Workshop of the taz Panter Foundation : Green Panter Amazonia
Constructive reporting: The taz Panter Foundation is organizing an international climate journalism workshop with ten journalists from the Amazon region.
taz Panter Foundation | The Amazon rainforest plays a crucial role in regulating the global climate. It remains one of the Earth´s most important CO₂ sinks. Encouragingly, deforestation has recently declined—at least in the Brazilian part of the Amazon. However, studies suggest that the region could transform into savannah in the medium term, which would have serious global climate consequences.
Public attention will return to the Amazon by November at the latest, when COP 30—the UN Climate Change Conference—takes place in Belém, Brazil, at the mouth of the Amazon River. At a time when climate protection and climate journalism are under growing pressure around the world, even as the climate crisis intensifies, the taz Panter Foundation is launching the international workshop Green Panter Amazonia.
We have invited ten journalists from eight countries in the Amazon region – Bolivia, Brazil, Ecuador, Guyana, Colombia, Peru, Suriname, and Venezuela. We will first have a series of webinars with our colleagues from Brazil and Latin America, and then in person for a project week in Berlin in September.
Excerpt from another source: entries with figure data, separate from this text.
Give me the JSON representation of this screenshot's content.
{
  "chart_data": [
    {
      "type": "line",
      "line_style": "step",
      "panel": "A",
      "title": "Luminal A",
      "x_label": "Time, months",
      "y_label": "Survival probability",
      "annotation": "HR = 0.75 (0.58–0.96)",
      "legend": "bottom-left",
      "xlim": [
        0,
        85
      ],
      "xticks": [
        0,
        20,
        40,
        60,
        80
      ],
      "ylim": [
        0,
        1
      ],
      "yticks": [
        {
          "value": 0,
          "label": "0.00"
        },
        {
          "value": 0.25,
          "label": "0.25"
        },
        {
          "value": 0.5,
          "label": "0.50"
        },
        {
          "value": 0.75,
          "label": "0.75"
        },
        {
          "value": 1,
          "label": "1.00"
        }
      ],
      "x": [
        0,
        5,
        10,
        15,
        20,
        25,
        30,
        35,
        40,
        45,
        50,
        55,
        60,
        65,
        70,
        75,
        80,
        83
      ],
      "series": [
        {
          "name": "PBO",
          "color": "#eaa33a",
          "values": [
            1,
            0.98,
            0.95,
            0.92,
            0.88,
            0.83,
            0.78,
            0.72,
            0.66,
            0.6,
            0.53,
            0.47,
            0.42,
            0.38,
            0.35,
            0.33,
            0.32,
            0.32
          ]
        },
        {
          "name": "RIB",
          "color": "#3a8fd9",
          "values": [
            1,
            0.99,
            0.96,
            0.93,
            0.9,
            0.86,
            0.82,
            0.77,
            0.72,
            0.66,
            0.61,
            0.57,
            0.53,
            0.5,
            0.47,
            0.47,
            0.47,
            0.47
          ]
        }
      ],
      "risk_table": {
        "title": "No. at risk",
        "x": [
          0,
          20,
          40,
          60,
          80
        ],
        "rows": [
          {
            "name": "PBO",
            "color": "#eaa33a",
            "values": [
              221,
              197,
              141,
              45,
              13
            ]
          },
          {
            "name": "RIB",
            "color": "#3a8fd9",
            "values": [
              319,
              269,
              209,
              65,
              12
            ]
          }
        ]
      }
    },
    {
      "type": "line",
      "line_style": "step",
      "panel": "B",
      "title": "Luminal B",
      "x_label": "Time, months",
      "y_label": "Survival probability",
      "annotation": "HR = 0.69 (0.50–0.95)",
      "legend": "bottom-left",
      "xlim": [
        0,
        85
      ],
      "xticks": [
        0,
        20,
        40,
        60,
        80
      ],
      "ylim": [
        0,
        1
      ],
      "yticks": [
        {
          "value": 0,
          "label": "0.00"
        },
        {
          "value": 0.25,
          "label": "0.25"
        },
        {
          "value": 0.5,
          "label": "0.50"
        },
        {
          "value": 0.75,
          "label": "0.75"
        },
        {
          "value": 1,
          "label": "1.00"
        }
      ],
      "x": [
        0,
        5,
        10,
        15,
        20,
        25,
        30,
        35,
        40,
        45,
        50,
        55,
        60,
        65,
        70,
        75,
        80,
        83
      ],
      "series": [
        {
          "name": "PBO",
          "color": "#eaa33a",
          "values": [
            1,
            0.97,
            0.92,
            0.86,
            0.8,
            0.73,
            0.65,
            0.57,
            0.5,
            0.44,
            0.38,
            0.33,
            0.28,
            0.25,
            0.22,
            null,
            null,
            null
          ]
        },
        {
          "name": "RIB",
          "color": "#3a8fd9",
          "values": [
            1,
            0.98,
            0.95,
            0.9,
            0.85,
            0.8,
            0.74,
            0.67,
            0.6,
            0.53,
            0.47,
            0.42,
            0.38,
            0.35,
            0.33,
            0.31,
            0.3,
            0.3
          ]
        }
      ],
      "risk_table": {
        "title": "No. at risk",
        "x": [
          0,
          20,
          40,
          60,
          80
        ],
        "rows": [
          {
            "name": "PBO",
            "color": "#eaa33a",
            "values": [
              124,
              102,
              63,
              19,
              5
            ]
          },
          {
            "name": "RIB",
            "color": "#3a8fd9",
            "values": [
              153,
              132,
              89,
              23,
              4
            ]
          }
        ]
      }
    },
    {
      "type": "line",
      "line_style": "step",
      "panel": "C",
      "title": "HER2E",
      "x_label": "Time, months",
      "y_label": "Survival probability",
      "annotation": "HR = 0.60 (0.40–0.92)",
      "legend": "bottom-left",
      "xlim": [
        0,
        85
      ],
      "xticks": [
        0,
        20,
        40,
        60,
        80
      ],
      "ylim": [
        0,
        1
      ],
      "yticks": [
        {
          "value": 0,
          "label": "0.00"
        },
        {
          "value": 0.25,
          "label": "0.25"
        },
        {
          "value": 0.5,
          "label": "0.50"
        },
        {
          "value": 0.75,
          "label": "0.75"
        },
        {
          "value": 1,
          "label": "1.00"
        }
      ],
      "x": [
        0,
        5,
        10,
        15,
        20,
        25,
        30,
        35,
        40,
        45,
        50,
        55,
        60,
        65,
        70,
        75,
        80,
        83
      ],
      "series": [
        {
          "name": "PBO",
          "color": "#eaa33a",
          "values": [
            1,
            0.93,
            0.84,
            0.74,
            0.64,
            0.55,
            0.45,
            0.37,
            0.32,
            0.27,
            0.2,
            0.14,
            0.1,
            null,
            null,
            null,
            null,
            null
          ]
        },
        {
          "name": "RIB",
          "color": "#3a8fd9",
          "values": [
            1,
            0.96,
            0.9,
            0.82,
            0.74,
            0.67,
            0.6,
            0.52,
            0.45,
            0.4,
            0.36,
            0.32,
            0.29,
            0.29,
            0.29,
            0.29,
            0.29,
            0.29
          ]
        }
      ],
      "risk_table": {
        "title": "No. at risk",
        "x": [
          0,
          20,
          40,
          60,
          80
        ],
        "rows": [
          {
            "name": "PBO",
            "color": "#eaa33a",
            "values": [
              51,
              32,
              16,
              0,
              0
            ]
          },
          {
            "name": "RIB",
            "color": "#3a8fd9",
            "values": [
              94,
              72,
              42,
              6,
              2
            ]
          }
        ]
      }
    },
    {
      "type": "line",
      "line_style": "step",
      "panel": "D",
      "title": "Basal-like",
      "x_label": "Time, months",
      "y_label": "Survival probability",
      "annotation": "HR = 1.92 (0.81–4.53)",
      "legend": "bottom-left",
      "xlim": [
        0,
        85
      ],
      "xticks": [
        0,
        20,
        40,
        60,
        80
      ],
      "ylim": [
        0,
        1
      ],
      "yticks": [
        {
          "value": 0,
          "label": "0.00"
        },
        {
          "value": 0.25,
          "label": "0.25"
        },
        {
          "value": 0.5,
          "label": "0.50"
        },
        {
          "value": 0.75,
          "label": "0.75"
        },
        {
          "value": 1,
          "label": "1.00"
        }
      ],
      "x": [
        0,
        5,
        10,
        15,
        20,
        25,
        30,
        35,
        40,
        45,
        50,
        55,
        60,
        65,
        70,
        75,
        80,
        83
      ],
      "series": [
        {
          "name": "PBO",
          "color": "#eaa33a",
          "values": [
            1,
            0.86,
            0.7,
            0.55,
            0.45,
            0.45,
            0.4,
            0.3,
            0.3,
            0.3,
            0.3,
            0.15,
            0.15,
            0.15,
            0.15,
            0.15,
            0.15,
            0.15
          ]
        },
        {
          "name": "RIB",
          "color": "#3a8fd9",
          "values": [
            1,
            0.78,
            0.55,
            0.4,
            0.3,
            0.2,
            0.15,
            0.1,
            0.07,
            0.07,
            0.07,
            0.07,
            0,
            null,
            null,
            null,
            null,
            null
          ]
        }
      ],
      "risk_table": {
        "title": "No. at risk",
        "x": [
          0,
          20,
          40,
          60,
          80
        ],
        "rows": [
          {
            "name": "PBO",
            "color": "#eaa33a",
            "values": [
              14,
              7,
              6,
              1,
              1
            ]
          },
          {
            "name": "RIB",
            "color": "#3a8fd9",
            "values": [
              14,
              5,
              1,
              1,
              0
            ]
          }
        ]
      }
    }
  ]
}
There, they will meet representatives from academia, civil society, and the media to exchange ideas and network.
Mental health for climate journalists
The webinars will cover key topics such as the role of international corporations in the Amazon, the significance of carbon credit trading for local climate protection, and the spread of organized crime in the region. Other focal points include environmental racism, mental health, stress and trauma management for frontline climate journalists, and the impact of climate reporting—and how it can be improved.
The participants will write articles sharing their perspectives on the Amazon´s climate crisis and potential solutions. For us, climate reporting also means highlighting constructive approaches. Their contributions will be featured in a special eight-page supplement of the taz in September.
Our ten guests from Latin America and Brazil will arrive in Berlin in time for the taz cooperative assembly on Saturday, September 13. On Wednesday, September 17, the public will have an opportunity to meet and engage with them at a special public event hosted by taz.
The project is led by journalist Niklas Franzen and Ole Schulz from the taz Panter Foundation.
Green Panter Amazonia is supported by the Federal Foreign Office, the Global Strategic Communications Council (GSCC), Misereor and the Umverteilen Foundation.